The personal cost of caring, of attempting any meaningful intervention in such a broken system, is laid bare with unflinching, almost cruel honesty. Freedom, choice, how to proceed when the map is demonstrably on fire – the film lobs these existential grenades without providing defusal instructions. Manon’s quietly devastating line, “Life… It’s a movement, and a movement has a cost, inevitably,” serves as a beautifully bleak thesis statement for the entire haunting affair.
So, is there hope? Perhaps. But it’s a bruised, limping, heavily bandaged sort of hope, not the shiny, inspirational poster kind often peddled when real solutions are too difficult. The film finds a strange, disquieting beauty in the wreckage, in the uncanny resurrection of a savaged sheep or the spectral reanimation of fallen comrades – life and death entwined in a möbius strip of consequence and recurrence.

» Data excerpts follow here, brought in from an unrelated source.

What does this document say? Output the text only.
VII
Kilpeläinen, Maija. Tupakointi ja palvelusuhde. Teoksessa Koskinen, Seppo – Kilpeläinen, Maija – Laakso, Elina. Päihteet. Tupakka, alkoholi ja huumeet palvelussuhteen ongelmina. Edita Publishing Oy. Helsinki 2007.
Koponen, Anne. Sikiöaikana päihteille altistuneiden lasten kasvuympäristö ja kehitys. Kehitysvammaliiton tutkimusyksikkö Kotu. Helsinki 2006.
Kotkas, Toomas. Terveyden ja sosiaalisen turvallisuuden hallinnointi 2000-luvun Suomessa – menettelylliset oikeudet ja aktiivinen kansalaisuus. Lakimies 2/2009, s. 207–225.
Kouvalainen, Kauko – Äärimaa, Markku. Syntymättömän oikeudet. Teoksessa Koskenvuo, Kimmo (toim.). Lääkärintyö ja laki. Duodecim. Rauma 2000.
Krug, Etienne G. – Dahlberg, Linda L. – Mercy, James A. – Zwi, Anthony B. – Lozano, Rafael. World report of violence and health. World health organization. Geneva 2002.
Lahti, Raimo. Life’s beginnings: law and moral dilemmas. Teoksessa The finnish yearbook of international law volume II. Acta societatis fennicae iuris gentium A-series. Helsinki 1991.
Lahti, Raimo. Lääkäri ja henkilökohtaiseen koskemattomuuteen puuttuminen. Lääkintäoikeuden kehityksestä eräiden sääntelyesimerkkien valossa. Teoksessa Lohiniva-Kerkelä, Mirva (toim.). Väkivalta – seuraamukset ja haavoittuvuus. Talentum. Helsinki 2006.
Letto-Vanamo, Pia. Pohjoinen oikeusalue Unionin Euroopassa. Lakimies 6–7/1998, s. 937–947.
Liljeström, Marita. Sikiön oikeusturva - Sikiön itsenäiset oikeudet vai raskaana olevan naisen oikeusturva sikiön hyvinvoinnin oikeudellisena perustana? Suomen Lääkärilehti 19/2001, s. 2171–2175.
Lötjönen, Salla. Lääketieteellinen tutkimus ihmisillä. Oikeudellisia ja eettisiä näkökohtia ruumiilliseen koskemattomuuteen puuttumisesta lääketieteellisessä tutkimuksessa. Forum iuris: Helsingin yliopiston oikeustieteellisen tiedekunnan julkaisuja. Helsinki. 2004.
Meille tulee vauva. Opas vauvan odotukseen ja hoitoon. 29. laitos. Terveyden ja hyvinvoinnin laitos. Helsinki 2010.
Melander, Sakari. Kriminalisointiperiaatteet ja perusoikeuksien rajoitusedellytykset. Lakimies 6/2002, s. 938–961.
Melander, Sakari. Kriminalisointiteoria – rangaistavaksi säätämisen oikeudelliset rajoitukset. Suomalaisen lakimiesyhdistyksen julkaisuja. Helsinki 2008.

Easy answers are notably absent; the film is profoundly allergic to them. Its significant power, particularly in its deliberate refusal to flesh out the specifics of the activists’ grievances or the oppressors’ particular brand of villainy, lies in this allegorical reach. While some might find this frustratingly vague, I’d argue it transforms the narrative from a singular, localized story into a broader, more unsettling, and ultimately more resonant meditation on the perennially messy, often tragic business of trying to violently birth a utopia from the unyielding clay of dystopia. History, after all, is littered with such noble, bloody, and inevitably complicated failures.
Full Credits
Director: Félix Dufour-Laperrière
Writer: Félix Dufour-Laperrière
Cast: Karelle Tremblay, Barbara Ulrich, Zeneb Blanchet, Mattis Savard-Verhoeven, Irène Dufour
Producers: Pierre Baussaron, Félix Dufour-Laperrière, Nicolas Dufour-Laperrière, Emmanuel-Alain Raynal
Composer: Jean L’Appeau
The Review
Death Does Not Exist
An exquisitely animated, philosophically dense dive into the messy heart of activism, guilt, and societal collapse, "Death Does Not Exist" is less a story savoured than a haunting atmosphere inhaled. It offers no comforting resolutions, only beautifully rendered, uncomfortable questions that linger like its spectral figures. A challenging, often unsettling, yet undeniably potent piece of cinema for those willing to wrestle with its ambiguities. It’s a stark, necessary meditation for our fractured times.
PROS
- Boasts a stunning and distinctive hand-drawn animation style, rich with symbolic imagery and a powerful use of colour.
- Delves into profound, complex themes concerning activism, guilt, societal collapse, and the ambiguous nature of violence.
- Creates a haunting, dreamlike, and potent experience, masterfully weaving sound and visuals to immerse the viewer.
- Presents an original and challenging cinematic vision that eschews easy answers for thought-provoking inquiry.
- Features exceptional sound design and a restrained yet unsettling score that perfectly complements its eerie, reflective mood.
CONS
- The storyline can be deliberately vague and open to interpretation, potentially leaving viewers desiring more concrete resolutions or character motivations.
- Its non-linear, dreamlike progression and contemplative pacing might not appeal to all, potentially feeling slow or repetitive to some.
- The sheer number of heavy ideas and symbolic layers, while rich, could feel overwhelming or overly ponderous for some viewers.
- The stylized approach and allegorical nature might create a certain emotional distance for those seeking more direct character engagement.